1973 Chicago Tribune

1973 Chicago Tribune

Avec une trésorerie inexistante, Ruhe a décidé d’emprunter à l’Oncle Sam en ne payant pas à l’Internal Revenue Service 3 millions de dollars de charges sociales dues par les employés pour le quatrième trimestre de 1984.

J’avais pris soin de m’assurer que Ruhe et tous les cadres supérieurs étaient conscients de l’énorme exposition personnelle que cela pouvait leur apporter. La réduction de la dette envers l’IRS est l’un des principaux obstacles à la gestion d’une entreprise, car les propriétaires ou les dirigeants responsables de cette décision peuvent être tenus personnellement responsables du manque à gagner si l’entreprise elle-même ne peut pas rembourser sa dette.

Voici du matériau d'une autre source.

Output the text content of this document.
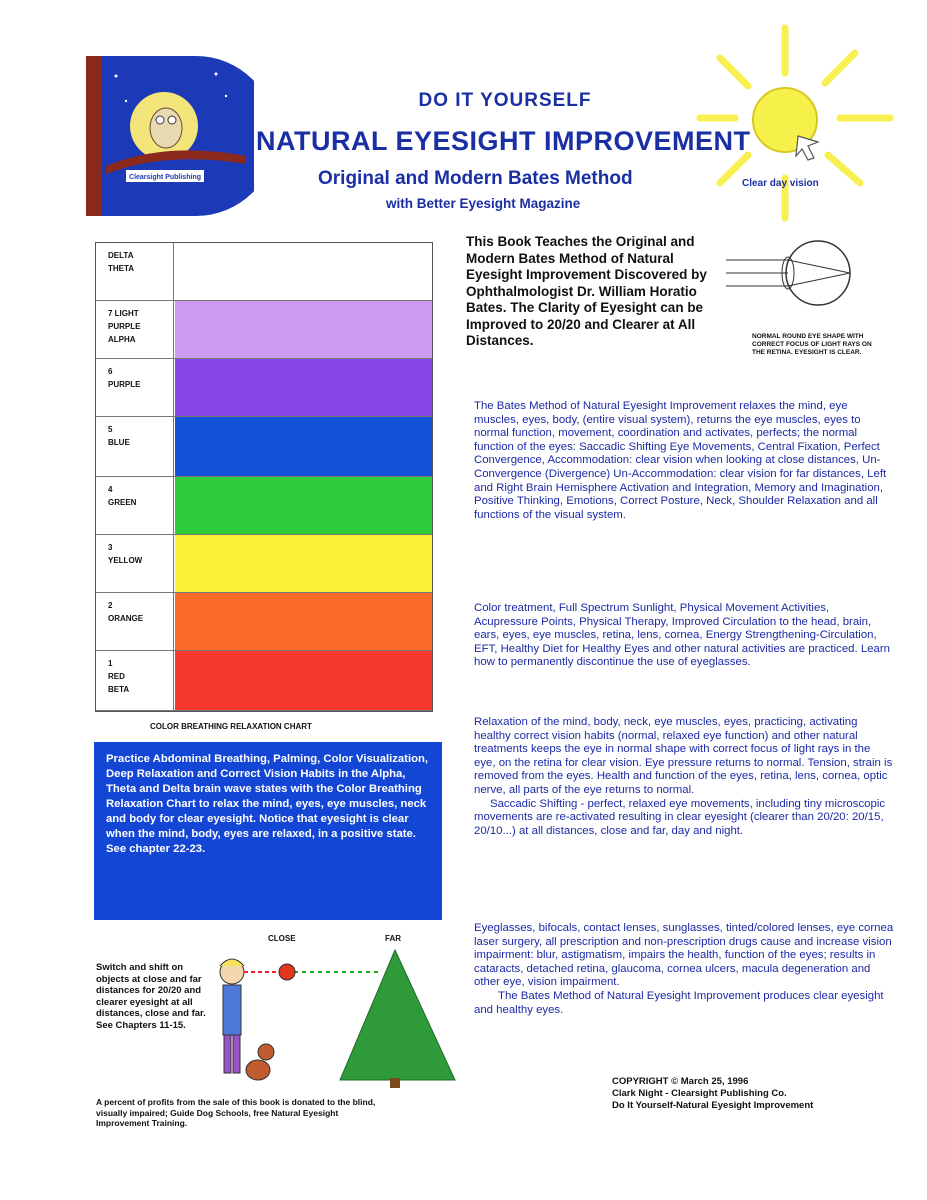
Clearsight Publishing
DO IT YOURSELF
NATURAL EYESIGHT IMPROVEMENT
Original and Modern Bates Method
with Better Eyesight Magazine
Clear day vision
DELTA
THETA
7 LIGHT
PURPLE
ALPHA
6
PURPLE
5
BLUE
4
GREEN
3
YELLOW
2
ORANGE
1
RED
BETA
COLOR BREATHING RELAXATION CHART
Practice Abdominal Breathing, Palming, Color Visualization, Deep Relaxation and Correct Vision Habits in the Alpha, Theta and Delta brain wave states with the Color Breathing Relaxation Chart to relax the mind, eyes, eye muscles, neck and body for clear eyesight. Notice that eyesight is clear when the mind, body, eyes are relaxed, in a positive state. See chapter 22-23.
CLOSE	FAR
Switch and shift on objects at close and far distances for 20/20 and clearer eyesight at all distances, close and far.
See Chapters 11-15.
A percent of profits from the sale of this book is donated to the blind, visually impaired; Guide Dog Schools, free Natural Eyesight Improvement Training.
This Book Teaches the Original and Modern Bates Method of Natural Eyesight Improvement Discovered by Ophthalmologist Dr. William Horatio Bates. The Clarity of Eyesight can be Improved to 20/20 and Clearer at All Distances.	NORMAL ROUND EYE SHAPE WITH CORRECT FOCUS OF LIGHT RAYS ON THE RETINA. EYESIGHT IS CLEAR.
The Bates Method of Natural Eyesight Improvement relaxes the mind, eye muscles, eyes, body, (entire visual system), returns the eye muscles, eyes to normal function, movement, coordination and activates, perfects; the normal function of the eyes: Saccadic Shifting Eye Movements, Central Fixation, Perfect Convergence, Accommodation: clear vision when looking at close distances, Un-Convergence (Divergence) Un-Accommodation: clear vision for far distances, Left and Right Brain Hemisphere Activation and Integration, Memory and Imagination, Positive Thinking, Emotions, Correct Posture, Neck, Shoulder Relaxation and all functions of the visual system.
Color treatment, Full Spectrum Sunlight, Physical Movement Activities, Acupressure Points, Physical Therapy, Improved Circulation to the head, brain, ears, eyes, eye muscles, retina, lens, cornea, Energy Strengthening-Circulation, EFT, Healthy Diet for Healthy Eyes and other natural activities are practiced. Learn how to permanently discontinue the use of eyeglasses.
Relaxation of the mind, body, neck, eye muscles, eyes, practicing, activating healthy correct vision habits (normal, relaxed eye function) and other natural treatments keeps the eye in normal shape with correct focus of light rays in the eye, on the retina for clear vision. Eye pressure returns to normal. Tension, strain is removed from the eyes. Health and function of the eyes, retina, lens, cornea, optic nerve, all parts of the eye returns to normal.
Saccadic Shifting - perfect, relaxed eye movements, including tiny microscopic movements are re-activated resulting in clear eyesight (clearer than 20/20: 20/15, 20/10...) at all distances, close and far, day and night.
Eyeglasses, bifocals, contact lenses, sunglasses, tinted/colored lenses, eye cornea laser surgery, all prescription and non-prescription drugs cause and increase vision impairment: blur, astigmatism, impairs the health, function of the eyes; results in cataracts, detached retina, glaucoma, cornea ulcers, macula degeneration and other eye, vision impairment.
The Bates Method of Natural Eyesight Improvement produces clear eyesight and healthy eyes.
COPYRIGHT © March 25, 1996
Clark Night - Clearsight Publishing Co.
Do It Yourself-Natural Eyesight Improvement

Cela a proprement effrayé Nogales, Kenny, et d’autres. Ainsi, lorsque Ruhe et Geissler n’ont toujours pas réussi à vendre Channel 66 au début de 1985, les excréments proverbiaux ont commencé à tomber lorsqu’il est devenu évident qu’UPI ne serait pas en mesure de payer les taxes désormais échues.

La réaction appropriée de Kenny a été d’informer rapidement le prêteur d’UPI, Foothill. Les dirigeants de Foothill n’ont pas apprécié, car en cas de faillite, le privilège de l’IRS serait prioritaire, même plus élevé que celui d’un prêteur garanti comme Foothill.